Consider yourself nominated for understatement of the year. I can never remember whether it was in The History of Sexuality or The Archaeology of Knowledge , but he had a page long sentence somewhere and I've regularly counted sentences with punctuation marks in the double digits. Nietzsche is easily the most enjoyable read amongst philosophers and Foucault's writing brings to mind a post-modern Kant on amphetamines.

Scott

InchoateHand
02-01-2005, 11:50 PM
It probably was in The Archaeology of Knowledge. History of Sexuality (I, not II or III) is in my opinion, one of his most accessible works, except when he anticipates the likely arguments of his potential detractors and expounds on them in such detail that fifteen pages later less than careful readers will have forgotten that all the stuff they are nodding their heads to is the stuff he wants to debunk.

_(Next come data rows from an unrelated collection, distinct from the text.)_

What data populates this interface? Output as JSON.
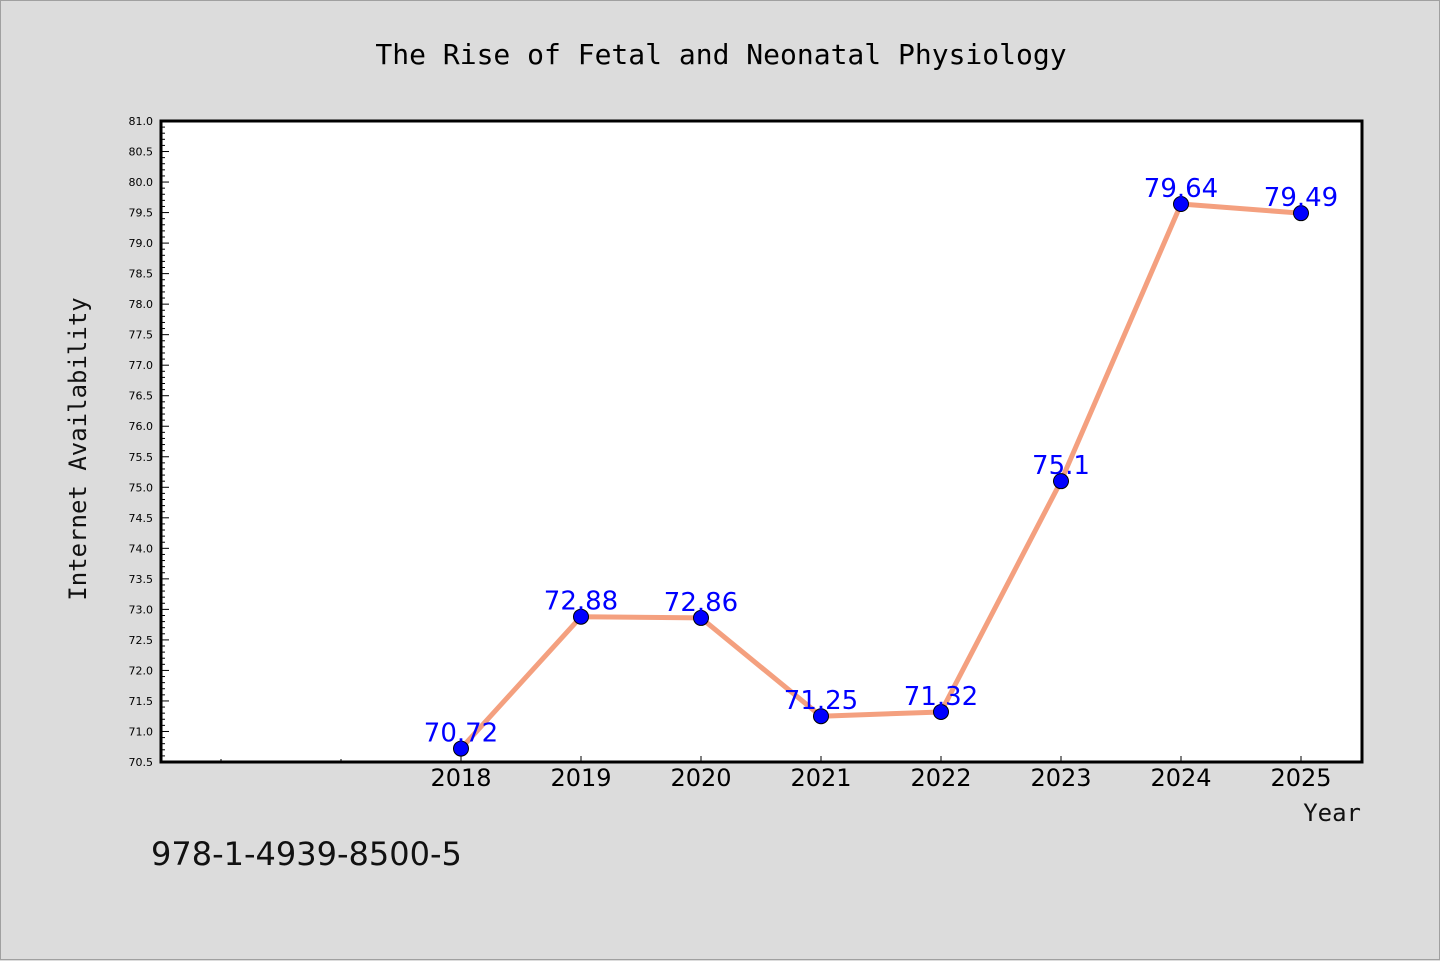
{
  "chart_data": {
    "type": "line",
    "title": "The Rise of Fetal and Neonatal Physiology",
    "xlabel": "Year",
    "ylabel": "Internet Availability",
    "x": [
      "2018",
      "2019",
      "2020",
      "2021",
      "2022",
      "2023",
      "2024",
      "2025"
    ],
    "series": [
      {
        "values": [
          70.72,
          72.88,
          72.86,
          71.25,
          71.32,
          75.1,
          79.64,
          79.49
        ],
        "labels": [
          "70.72",
          "72.88",
          "72.86",
          "71.25",
          "71.32",
          "75.1",
          "79.64",
          "79.49"
        ]
      }
    ],
    "ylim": [
      70.5,
      81.0
    ],
    "yticks": [
      "70.5",
      "71.0",
      "71.5",
      "72.0",
      "72.5",
      "73.0",
      "73.5",
      "74.0",
      "74.5",
      "75.0",
      "75.5",
      "76.0",
      "76.5",
      "77.0",
      "77.5",
      "78.0",
      "78.5",
      "79.0",
      "79.5",
      "80.0",
      "80.5",
      "81.0"
    ],
    "grid": false,
    "colors": {
      "line": "#f4a07f",
      "marker": "#0000ff",
      "data_label": "#0000ff",
      "background": "#dcdcdc",
      "plot_background": "#ffffff"
    }
  },
  "footer": {
    "isbn": "978-1-4939-8500-5"
  }
}
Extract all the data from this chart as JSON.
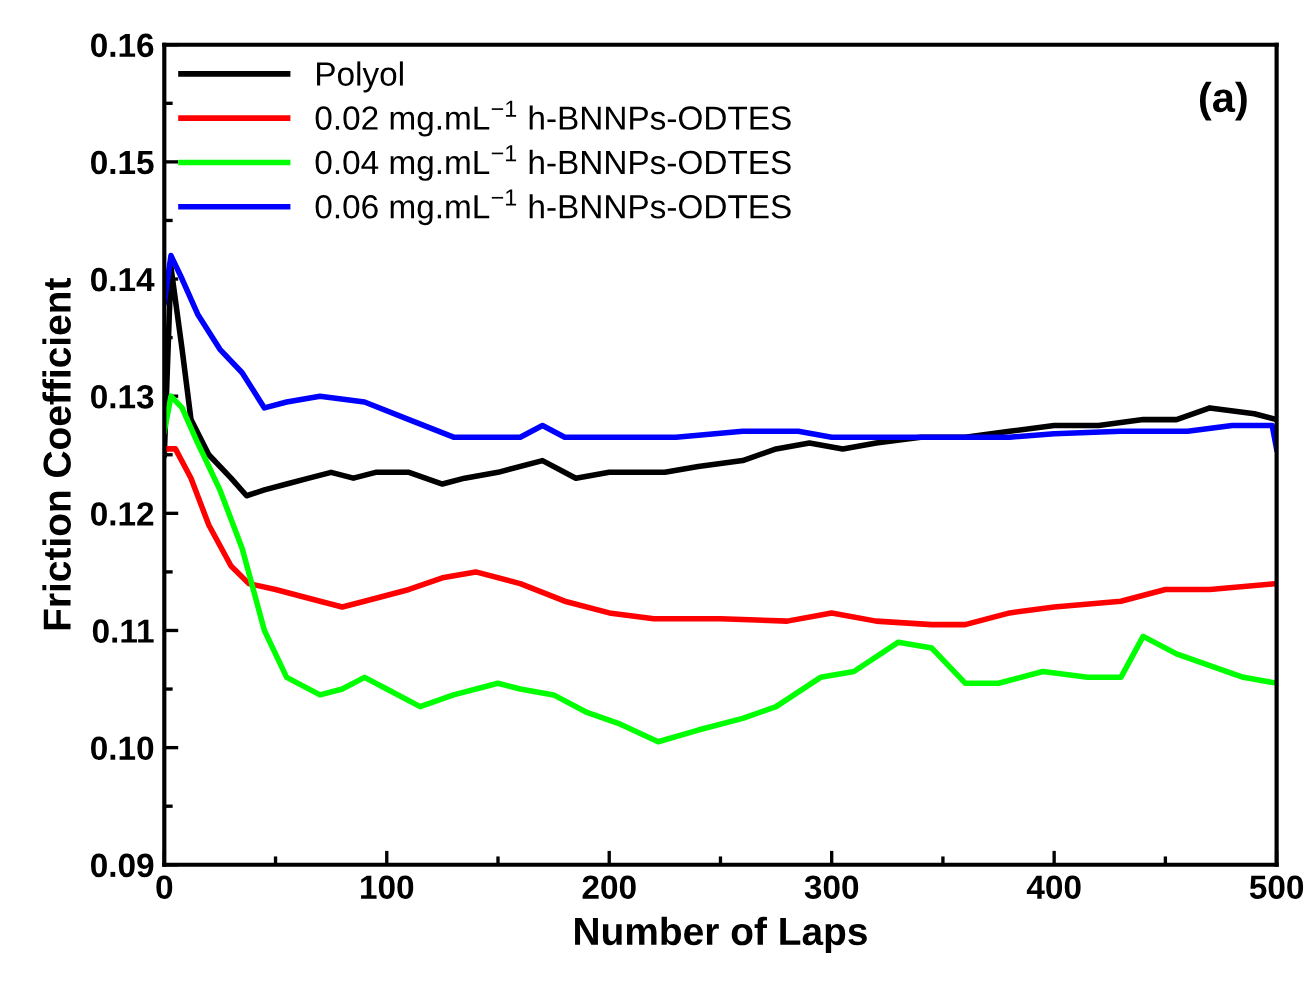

Plus, it is one of the few "A-ha" books that made me say "A-ha, what I intuitively thought was correct is wrong."

The earlier stuff, like The Archaeology, or god forbid, The Order of Things is ridiculously dense, and once you labor through and get a decent grasp of it, you realize that he moved away from many of his position in the archaeologies with the development of his geneaological problematic. (Despite the fact that many of his most fervent groupies try to maintain the easy co-existence of these two "approaches,"--I'm thinking here of Paul Rabinow).

Al Mirpuri
02-04-2005, 06:50 AM
To say that a philosopher merely reflected the prejudices of his day is to not say much about the philsopher. The idea is to be ahead of the crowd not amongst it.